Mashdar Zainal adalah nama pena dari penulis kelahiran kota Brem, Madiun, ini. Beliau dilahirkan pada tanggal 5 Juni 1984, dengan nama Darwanto. Ia menyelesaikan pendidikan dasarnya di tanah kelahiranya, Usai lulus MTs. Ia merantau ke Nganjuk, untuk belajar nyantri. Sejak duduk di bangku Sekolah Dasar ia sudah bersahabat karib dengan buku, khususnya komik dan buku cerita.

Selain membaca dan menulis tentunya, sejak kecil ia juga paling gemar melukis, buku-buku pelajarannya selalu penuh dengan puisi dan gambar-gambar. Cita-cita kecilnya menjadi seniman, seiring berjalannya waktu ternyata ia lebih suka menjadi seniman tinta.

Akhir tahun 2007, pria yang biasa di panggil Mashdar ini sukses menyelesaikan studinya di Fakultas tarbiyah  UIN Malang dengan predikat sangat memuaskan. Saat ini ia tengah mengajar di SDIT Insan Permata Malang. Bergiat juga di Komunitas Sastra Lembah Ibarat Malang. Organisasi kepenulisan yang masih aktif ia tekuni salah satunya ialah Forum Lingkar Pena (FLP) Cabang Malang.

Beberapa kali ia menjuarai Lomba Kepenulisan Cerpen dan Puisi, dari Tingkat Lokal sampai Tingkat Nasional. Terakhir, dia mendapat predikat “Penyair Hijau” sebagai juara harapan III Lomba Cipta Puisi bertajuk “Puisi Hijau”, yang digelar oleh Harian Online Kabar Indonesia (HOKI).
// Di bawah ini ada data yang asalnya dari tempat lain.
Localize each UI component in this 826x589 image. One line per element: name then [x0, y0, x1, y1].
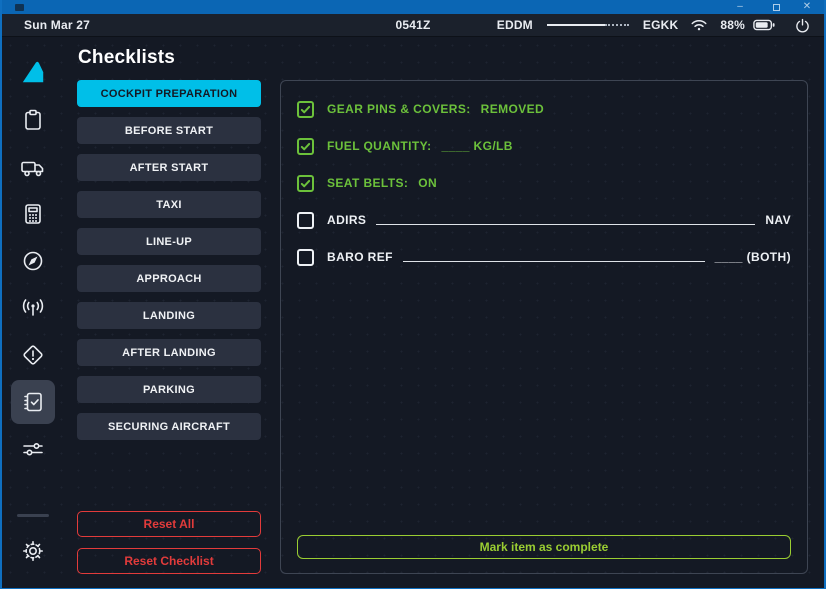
- reset-checklist-button[interactable]: Reset Checklist: [77, 548, 261, 574]
- status-date: Sun Mar 27: [24, 18, 90, 32]
- maximize-icon[interactable]: [773, 4, 780, 11]
- antenna-icon: [20, 296, 46, 320]
- app-icon: [15, 4, 24, 11]
- destination-airport: EGKK: [643, 18, 678, 32]
- tab-securing-aircraft[interactable]: SECURING AIRCRAFT: [77, 413, 261, 440]
- tab-line-up[interactable]: LINE-UP: [77, 228, 261, 255]
- sidebar-item-ground[interactable]: [11, 145, 55, 189]
- checklist-icon: [21, 390, 45, 414]
- gear-icon: [21, 539, 45, 563]
- failure-diamond-icon: [21, 343, 45, 367]
- truck-icon: [20, 155, 46, 179]
- close-icon[interactable]: ✕: [800, 2, 814, 12]
- tab-after-start[interactable]: AFTER START: [77, 154, 261, 181]
- checklist-item-gear-pins[interactable]: GEAR PINS & COVERS: REMOVED: [297, 98, 791, 120]
- sliders-icon: [20, 437, 46, 461]
- item-label: GEAR PINS & COVERS:: [327, 102, 471, 116]
- leader-line: [403, 261, 705, 262]
- item-value: ____ (BOTH): [715, 250, 791, 264]
- item-value: NAV: [765, 213, 791, 227]
- sidebar-item-checklists[interactable]: [11, 380, 55, 424]
- checklist-tab-list: COCKPIT PREPARATION BEFORE START AFTER S…: [77, 80, 261, 574]
- mark-item-complete-button[interactable]: Mark item as complete: [297, 535, 791, 559]
- sidebar-divider: [17, 514, 49, 517]
- sidebar-item-navigation[interactable]: [11, 239, 55, 283]
- tab-after-landing[interactable]: AFTER LANDING: [77, 339, 261, 366]
- checkbox-unchecked-icon[interactable]: [297, 249, 314, 266]
- compass-icon: [21, 249, 45, 273]
- item-label: SEAT BELTS:: [327, 176, 408, 190]
- checkbox-unchecked-icon[interactable]: [297, 212, 314, 229]
- checkbox-checked-icon[interactable]: [297, 175, 314, 192]
- power-button[interactable]: [795, 18, 810, 33]
- tab-parking[interactable]: PARKING: [77, 376, 261, 403]
- item-label: ADIRS: [327, 213, 366, 227]
- flypad-window: – ✕ Sun Mar 27 0541Z EDDM EGKK 88%: [0, 0, 826, 589]
- tab-taxi[interactable]: TAXI: [77, 191, 261, 218]
- checklist-item-adirs[interactable]: ADIRS NAV: [297, 209, 791, 231]
- leader-line: [376, 224, 755, 225]
- tab-cockpit-preparation[interactable]: COCKPIT PREPARATION: [77, 80, 261, 107]
- calculator-icon: [21, 202, 45, 226]
- sidebar-item-performance[interactable]: [11, 192, 55, 236]
- sidebar-item-dashboard[interactable]: [11, 98, 55, 142]
- wifi-icon: [690, 18, 708, 32]
- checklist-item-seat-belts[interactable]: SEAT BELTS: ON: [297, 172, 791, 194]
- page-title: Checklists: [78, 47, 808, 69]
- checklist-item-baro-ref[interactable]: BARO REF ____ (BOTH): [297, 246, 791, 268]
- checklist-panel: GEAR PINS & COVERS: REMOVED FUEL QUANTIT…: [280, 80, 808, 574]
- sidebar-item-atc[interactable]: [11, 286, 55, 330]
- item-value: ON: [418, 176, 437, 190]
- item-label: BARO REF: [327, 250, 393, 264]
- flypad-logo[interactable]: [11, 51, 55, 95]
- origin-airport: EDDM: [497, 18, 533, 32]
- tab-before-start[interactable]: BEFORE START: [77, 117, 261, 144]
- battery-percent: 88%: [720, 18, 745, 32]
- checkbox-checked-icon[interactable]: [297, 101, 314, 118]
- minimize-icon[interactable]: –: [733, 2, 747, 12]
- tab-approach[interactable]: APPROACH: [77, 265, 261, 292]
- battery-indicator: 88%: [720, 18, 775, 32]
- titlebar: – ✕: [2, 0, 824, 14]
- sidebar-item-settings[interactable]: [11, 529, 55, 573]
- item-value: REMOVED: [481, 102, 544, 116]
- clipboard-icon: [21, 108, 45, 132]
- flight-progress-line: [547, 24, 629, 26]
- tab-landing[interactable]: LANDING: [77, 302, 261, 329]
- sidebar-item-presets[interactable]: [11, 427, 55, 471]
- sidebar: [2, 37, 64, 588]
- checkbox-checked-icon[interactable]: [297, 138, 314, 155]
- checklist-item-fuel-quantity[interactable]: FUEL QUANTITY: ____ KG/LB: [297, 135, 791, 157]
- item-value: ____ KG/LB: [441, 139, 512, 153]
- reset-all-button[interactable]: Reset All: [77, 511, 261, 537]
- status-bar: Sun Mar 27 0541Z EDDM EGKK 88%: [2, 14, 824, 37]
- sidebar-item-failures[interactable]: [11, 333, 55, 377]
- item-label: FUEL QUANTITY:: [327, 139, 431, 153]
Dua cerpennya Laron (2011) dan Pohon Hayat (2012) sudah berhasil menembus rubrik cerpen media nasional bergengsi, Kompas. Cerpen-cerpennya bertebaran hampir tiap minggu di berbagai media seperti Jawa Pos, Journal Cerpen, etc.

Beliau sudah menerbitkan satu novel di bawah penerbit Pro U Media, Zalzalah. Novel keduanya, BLACK JASMINE sedang dalam proses penerbitan di penerbit yang lain. Sungguh penulis yang sangat produktif. Impiannya adalah melihat karyanya difilmkan oleh sineas-sineas jempolan.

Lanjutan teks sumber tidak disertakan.